Здание на Калле Реал Хуан Луис построил в 1890 году, за три года до своей гибели. Новое здание банка было частью программы модернизации банковских операций в Испании.

– Мы разбогатели на золоте из колоний, всегда полагаясь при этом на торговцев, – сказал он своему шурину. – Но колонии канули в лету. Будущее нынче за банковским делом и за банкирами.

Хуан Луис полагал, что ключевой фигурой в банке будущего станет мелкий вкладчик.

– Много маленьких рыбешек весят столько же, сколько одна большая, а выловить их легче.

Для Франсиско это так ничем и не стало, кроме как темой для досужей беседы. Ему в те дни и присниться не могло, что от него когда-нибудь потребуется стать управляющим банком. Он всего лишь хмыкнул в бороду, когда Хуан Луис стал петь дифирамбы этому пресловутому мелкому вкладчику. А у Франсиско в ту пору были на уме одни лишь женщины. Они, правда, интересовали и Хуана Луиса, но в несколько ином смысле.

– Представляешь, они как безумные ударились в игру, все до единой в Испании. Те, кто побогаче, только и знают, что сплетничать да резаться в карты. В «эскобу», в «ронду», в «бриску» – их жизнь стала сплошной карточной игрой. И они желали бы приберечь монетки, чтобы им было на что резануться.

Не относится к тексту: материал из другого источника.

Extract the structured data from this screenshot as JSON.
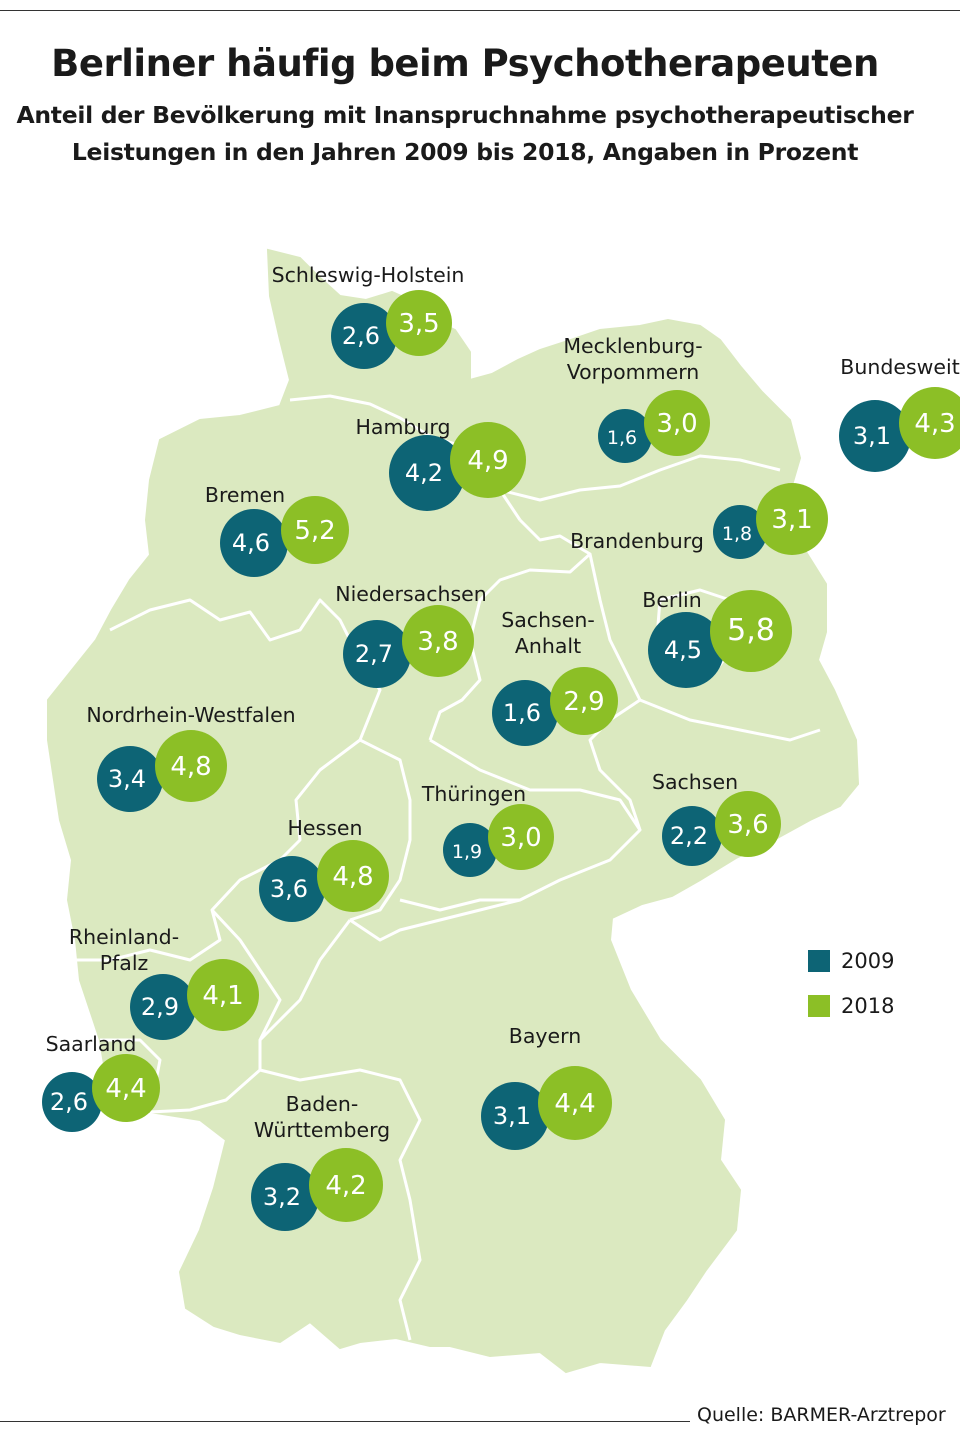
{
  "title": "Berliner häufig beim Psychotherapeuten",
  "subtitle_line1": "Anteil der Bevölkerung mit Inanspruchnahme psychotherapeutischer",
  "subtitle_line2": "Leistungen in den Jahren 2009 bis 2018, Angaben in Prozent",
  "source": "Quelle: BARMER-Arztrepor",
  "colors": {
    "y2009": "#0d6475",
    "y2018": "#8cbf26",
    "land": "#dbe9c0",
    "border": "#ffffff"
  },
  "legend": [
    {
      "label": "2009",
      "color": "#0d6475"
    },
    {
      "label": "2018",
      "color": "#8cbf26"
    }
  ],
  "regions": [
    {
      "name": "Schleswig-Holstein",
      "v2009": "2,6",
      "v2018": "3,5"
    },
    {
      "name": "Mecklenburg-\nVorpommern",
      "v2009": "1,6",
      "v2018": "3,0"
    },
    {
      "name": "Bundesweit",
      "v2009": "3,1",
      "v2018": "4,3"
    },
    {
      "name": "Hamburg",
      "v2009": "4,2",
      "v2018": "4,9"
    },
    {
      "name": "Bremen",
      "v2009": "4,6",
      "v2018": "5,2"
    },
    {
      "name": "Brandenburg",
      "v2009": "1,8",
      "v2018": "3,1"
    },
    {
      "name": "Niedersachsen",
      "v2009": "2,7",
      "v2018": "3,8"
    },
    {
      "name": "Sachsen-\nAnhalt",
      "v2009": "1,6",
      "v2018": "2,9"
    },
    {
      "name": "Berlin",
      "v2009": "4,5",
      "v2018": "5,8"
    },
    {
      "name": "Nordrhein-Westfalen",
      "v2009": "3,4",
      "v2018": "4,8"
    },
    {
      "name": "Thüringen",
      "v2009": "1,9",
      "v2018": "3,0"
    },
    {
      "name": "Sachsen",
      "v2009": "2,2",
      "v2018": "3,6"
    },
    {
      "name": "Hessen",
      "v2009": "3,6",
      "v2018": "4,8"
    },
    {
      "name": "Rheinland-\nPfalz",
      "v2009": "2,9",
      "v2018": "4,1"
    },
    {
      "name": "Saarland",
      "v2009": "2,6",
      "v2018": "4,4"
    },
    {
      "name": "Bayern",
      "v2009": "3,1",
      "v2018": "4,4"
    },
    {
      "name": "Baden-\nWürttemberg",
      "v2009": "3,2",
      "v2018": "4,2"
    }
  ]
}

– Ты имеешь ввиду, вытянуть чуть-чуть монеток из дамских кошельков, Хуан Луис, и положить в свой банк? Так вот для чего он тебе нужен, твой новый банк?

Франсиско был готов расхохотаться.

– Есть очень много женщин, у которых есть очень много монет, – уверял его Хуан Луис.

Как выяснилось позже, эта идея была не такой уж и безумной. Хуан Луис поручил Беатрис сообщить всем ее подружкам, что Банко Мендоза охотно принимает мелкие вклады от сеньор.

– И передай им также, что тайна их вкладов будет гарантирована. Их мужьям знать об этом вовсе не обязательно. И что любая женщина, открывающая счет на сумму больше, чем в десять песет, получит подарок – веер.

Эти вееры были заказаны в Севилье у цыган – ярко раскрашенная бумага, переплетенная кое-где цветными шелковыми шнурочками. Каждый такой веер обошелся ему всего в несколько сантимо. Часть из них жительницы Кордовы получили даже за просто так. Число вкладчиц возросло – реклама подействовала.

А в этот злополучный полдень дону Франсиско показалось, что все они, все эти вкладчицы до единой, собрались в просторном зале банка. Зал заполняла шумливая толпа женщин. Они образовывали длиннющие очереди, которые из-за игры зеркал на стенах казались уходящими куда-то в бесконечность и жужжали, как растревоженный улей.